CookPal AI
Eggplant Lasagna

Eggplant Lasagna

Cost $18, save $22

Source: Recommended by CookPal

  • 90 Min
  • 8 Servings
  • $18

INGREDIENTS

  • General

    • 1 teaspoon olive oil for brushing
    • 🥚 2 large eggs
    • 2 tablespoons water
    • 1 cup grated Parmesan cheese
    • 1 cup Italian-seasoned bread crumbs
    • 🧂 Salt to taste
    • Ground black pepper to taste
    • 2 large eggplants, peeled and sliced into 1/2-inch rounds
    • 2 tablespoons olive oil
    • 1 pound ground beef
    • 48 ounces chunky tomato sauce
    • 2 cups shredded mozzarella cheese

STEPS

1

Preheat the oven to 375 degrees F (190 degrees C). Grease 2 baking sheets and a 9x13-inch baking dish with 1 teaspoon olive oil.

2

Whisk together eggs and water in a shallow dish. Combine Parmesan cheese, bread crumbs, salt, and pepper in another shallow dish.

3

Dip eggplant slices into egg mixture, then press into bread crumb mixture. Gently tap off excess crumbs. Arrange breaded eggplant slices on prepared baking sheets.

4

Bake in the oven until bottoms are golden brown, 20 to 25 minutes. Flip eggplant and continue baking until tender, another 20 to 25 minutes. Set aside.

5

Increase oven temperature to 400 degrees F (200 degrees C).

6

Heat 2 tablespoons olive oil in a skillet over medium-high heat. Cook ground beef, seasoning with salt and pepper, until browned and crumbly, about 10 minutes. Drain grease and stir tomato sauce into the beef. Let simmer, then set sauce aside.

7

Place 1/3 of the eggplant slices in the bottom of the baking dish. Pour 1/3 of the meat sauce on top and sprinkle with 1/3 mozzarella cheese.
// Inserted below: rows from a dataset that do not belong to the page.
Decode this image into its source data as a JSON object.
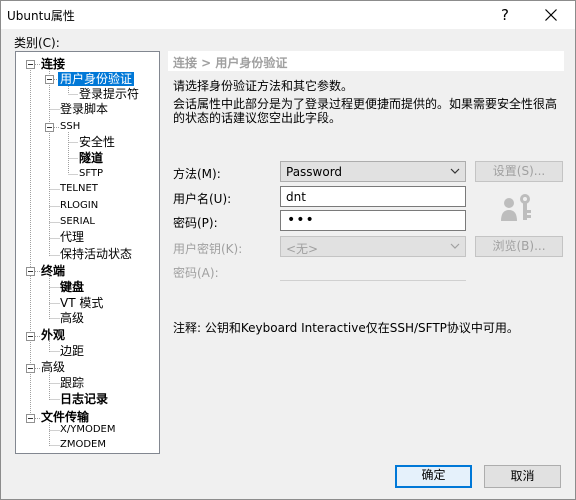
{
  "window": {
    "title": "Ubuntu属性",
    "help_label": "?"
  },
  "category_label": "类别(C):",
  "tree": {
    "connection": "连接",
    "user_auth": "用户身份验证",
    "login_prompts": "登录提示符",
    "login_script": "登录脚本",
    "ssh": "SSH",
    "security": "安全性",
    "tunnel": "隧道",
    "sftp": "SFTP",
    "telnet": "TELNET",
    "rlogin": "RLOGIN",
    "serial": "SERIAL",
    "proxy": "代理",
    "keepalive": "保持活动状态",
    "terminal": "终端",
    "keyboard": "键盘",
    "vt_mode": "VT 模式",
    "advanced1": "高级",
    "appearance": "外观",
    "margin": "边距",
    "advanced2": "高级",
    "trace": "跟踪",
    "logging": "日志记录",
    "file_transfer": "文件传输",
    "xymodem": "X/YMODEM",
    "zmodem": "ZMODEM"
  },
  "content": {
    "header": "连接 > 用户身份验证",
    "desc1": "请选择身份验证方法和其它参数。",
    "desc2": "会话属性中此部分是为了登录过程更便捷而提供的。如果需要安全性很高",
    "desc3": "的状态的话建议您空出此字段。",
    "method_label": "方法(M):",
    "method_value": "Password",
    "settings_button": "设置(S)...",
    "username_label": "用户名(U):",
    "username_value": "dnt",
    "password_label": "密码(P):",
    "password_value": "•••",
    "userkey_label": "用户密钥(K):",
    "userkey_value": "<无>",
    "browse_button": "浏览(B)...",
    "passphrase_label": "密码(A):",
    "note": "注释: 公钥和Keyboard Interactive仅在SSH/SFTP协议中可用。"
  },
  "buttons": {
    "ok": "确定",
    "cancel": "取消"
  },
  "colors": {
    "selection": "#0078d7",
    "disabled_text": "#a0a0a0"
  }
}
Repeat layers two more times, ending with mozzarella cheese.

8

Bake in the oven until cheese is melted and sauce bubbles, about 10 to 15 minutes. Cool for 5 minutes before slicing.

NUTRIENTS

Per 1 serving

🔥

405

Calories

  • 28
    Protein
  • 30
    Carbs
  • 21
    Fats

💡 For a vegetarian option, substitute ground beef with a meatless alternative or extra vegetables such as mushrooms and zucchini.Use gluten-free breadcrumbs for a gluten-free version.Prepare ahead of time and store in the fridge for meal prepping.Eggplants can be roasted instead of breaded to cut down on prep time.